I watch her laugh at something the young employee says. The sound is quick and unguarded, and I feel it along my ribs like a touch applied without permission. I close my eyes for a fraction, and it’s enough to pull a face from a part of my mind that is kept closed. My mother, in a winter garden with dark hair pinned at her nape, breath turning to mist, and green eyes that never once looked away when my father pushed a room into silence.
“Continue,” I instruct.
“Old names circle close to the family,” he adds. “Nothing written down in neat ink, but enough proximity to stir gossip in its time. The town keeps tidy records and untidy memories. A few of the old men at the bar talk as if every bloodline in Aspen Ridge crosses another you’d rather it didn’t.”
“Bellamy,” I murmur.
“The surname moves through our history,” Misha replies. “I’m not declaring anything. I’m underlining a word and asking you to look at it.”
“Keep digging.”
“I already started,” he confirms, and I can hear the brief scrape of a chair on his end, and the sound of a door closing. “The man Kolya is tailing. He just followed him south past the river. The car is clean. Out-of-state plates registered to a rental group that plays nice with two different fronts. We’ll know more this afternoon.”
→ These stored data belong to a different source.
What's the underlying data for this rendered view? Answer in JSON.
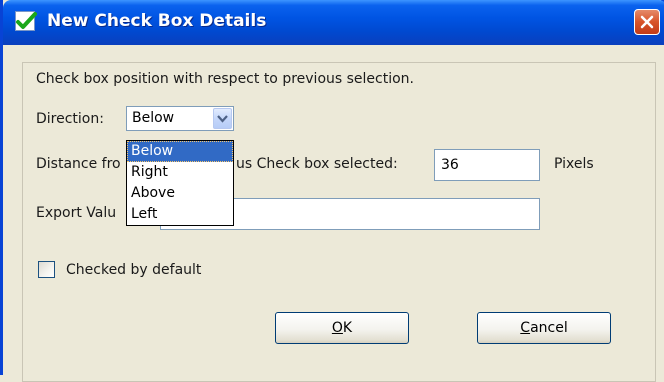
{
  "window": {
    "title": "New Check Box Details",
    "icon": "green-check-icon",
    "close_icon": "close-icon"
  },
  "form": {
    "instruction": "Check box position with respect to previous selection.",
    "direction_label": "Direction:",
    "direction_value": "Below",
    "direction_options": [
      "Below",
      "Right",
      "Above",
      "Left"
    ],
    "distance_label_left": "Distance fro",
    "distance_label_right": "us Check box selected:",
    "distance_value": "36",
    "distance_unit": "Pixels",
    "export_label": "Export Valu",
    "export_value": "",
    "checked_by_default_label": "Checked by default",
    "checked_by_default": false
  },
  "buttons": {
    "ok_mnemonic": "O",
    "ok_rest": "K",
    "cancel_mnemonic": "C",
    "cancel_rest": "ancel"
  },
  "colors": {
    "titlebar": "#0054e3",
    "selection": "#316ac5",
    "close_button": "#d8542a"
  }
}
“Good.” I pause. “And her?”
“Yes,” he says. “You want Sage Bellamy’s file to grow teeth. It will, or it won’t, and I will tell you either way.”
I end the call and let the quiet of the café return. Vega lifts his head and studies my face with eyes that shouldn’t be capable of comprehension but often look like they hold it anyway. I scratch behind his ear, and he relaxes again, satisfied for now.
A family comes in and brings the cold air with them. The children press their faces to the pastry glass and leave fingerprints like smudged constellations. The older woman in the corner changes pens and moves from blue to black ink. The room returns to its steady rhythm, cups lifted and set down, laughter low, and spoons clinking.
I take one sip of the Americano. It’s very good, but it doesn’t soothe the edge inside me that needs sanding. I set the cup down and watch her again.
When the lunch wave softens, I stand. The chair legs scrape, and conversations pull inward for a moment. It happens wherever I go. I approach the counter, and she refuses to retreat.
“You didn’t drink the coffee you ordered,” she comments. “You only sat with it and stared at me until it got cold.”
“I drink when I want to,” I answer.
“Maybe order later then,” she replies. “It would be a shame to waste Alfio’s finest roast just to make a point.”
“You think I am here to make a point.”
“I think you’re here to make many,” she says. “I haven’t decided yet which one annoys me most.”
“Make a list,” I tell her. “We can rank them.”
Her lips curve despite the effort she makes to keep an annoyed appearance. It’s not victory, only the relief of seeing the storm for what it is. She glances at Vega.
“He likes you.”
“He likes pastries,” she answers, but her tone softens when her fingers slide along the top of his head. “And attention.”